Le centre de détention de demandeurs d'asile de l'île de Manus. Photo reproduite avec l'aimable autorisation de Behrouz Boochani.
Une transaction en marge d'une action judiciaire éclaire le traitement appliqué par l'Australie aux réfugiés détenus depuis 2012 dans le centre de rétention insulaire de Manus en Papouasie-Nouvellle Guinée.
1.905 individus vont se partager 70 millions de dollars australiens (environ 52 millions de dollars américains) de dédommagements versés par le gouvernement fédéral et les entreprises privées de sécurité Transfield et G4S. Le recours collectif arguait qu'ils ont subi “des préjudices physiques et psychologiques” dans les centres de détention.
Leur cabinet d'avocats, Slater and Gordon, l'énonce haut et fort :
Lead plaintiff Majid Kamasaee in a statement said, “I came to Australia seeking peace, but I was sent to Manus, which was hell.”
— Slater and Gordon (@SlaterGordon) June 14, 2017
Le plaignant principal Majid Kamasaee a dit dans une déclaration : “Je suis venu en Australie chercher la paix, mais j'ai été été envoyé à Manus, et c'était l'enfer”.
“Most were fleeing religious persecution and violence and came to Australia seeking protection, only to be denied their basic human rights.” pic.twitter.com/4ervDxDxsk
— Slater and Gordon (@SlaterGordon) June 14, 2017
“La plupart fuyaient la persécution religieuse et la violence et sont venus en Australie en quête de protection, et ils s'y sont seulement vu refuser leurs droits humains fondamentaux”.

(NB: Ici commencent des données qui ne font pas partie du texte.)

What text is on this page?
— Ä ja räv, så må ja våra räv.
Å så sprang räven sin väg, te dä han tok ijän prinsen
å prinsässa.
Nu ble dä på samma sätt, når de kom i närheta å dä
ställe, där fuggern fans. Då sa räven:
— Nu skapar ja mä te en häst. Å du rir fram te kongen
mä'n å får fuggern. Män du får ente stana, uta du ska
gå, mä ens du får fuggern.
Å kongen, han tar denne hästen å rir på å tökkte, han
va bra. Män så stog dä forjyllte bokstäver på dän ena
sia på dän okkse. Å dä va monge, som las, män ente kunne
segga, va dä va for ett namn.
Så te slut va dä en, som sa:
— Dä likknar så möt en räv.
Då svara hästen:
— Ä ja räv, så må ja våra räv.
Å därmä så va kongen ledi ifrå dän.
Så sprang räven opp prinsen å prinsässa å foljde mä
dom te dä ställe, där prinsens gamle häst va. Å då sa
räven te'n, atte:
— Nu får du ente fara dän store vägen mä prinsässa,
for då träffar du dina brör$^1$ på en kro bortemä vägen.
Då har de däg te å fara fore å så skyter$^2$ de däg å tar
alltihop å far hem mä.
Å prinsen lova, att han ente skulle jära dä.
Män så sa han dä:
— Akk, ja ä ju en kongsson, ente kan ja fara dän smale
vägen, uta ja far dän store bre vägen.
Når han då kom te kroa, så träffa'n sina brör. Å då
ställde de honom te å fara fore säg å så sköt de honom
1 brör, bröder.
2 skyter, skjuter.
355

Les défendeurs vont également débourser 20 millions (environ 15 millions de dollars US) de frais de justice. Après l'annonce de la décision, le ministre de l'Immigration Peter Dutton a démenti toute reconnaissance de responsabilité du gouvernement.
John Lord et Martin Appleby, écrivant sur le blog du Réseau des médias australiens indépendants, ont interpellé le ministre :
Honte, mon pays, honte sur toi de permettre une telle méchanceté.
[…] Plutôt que de défendre leurs actes, ce qui pendant la durée de la procédure judiciaire aurait causé un embarras considérable pour le gouvernement, ils ont choisi, au prix de 100 millions de dollars, de dissimuler leurs atrocités à la vue du public.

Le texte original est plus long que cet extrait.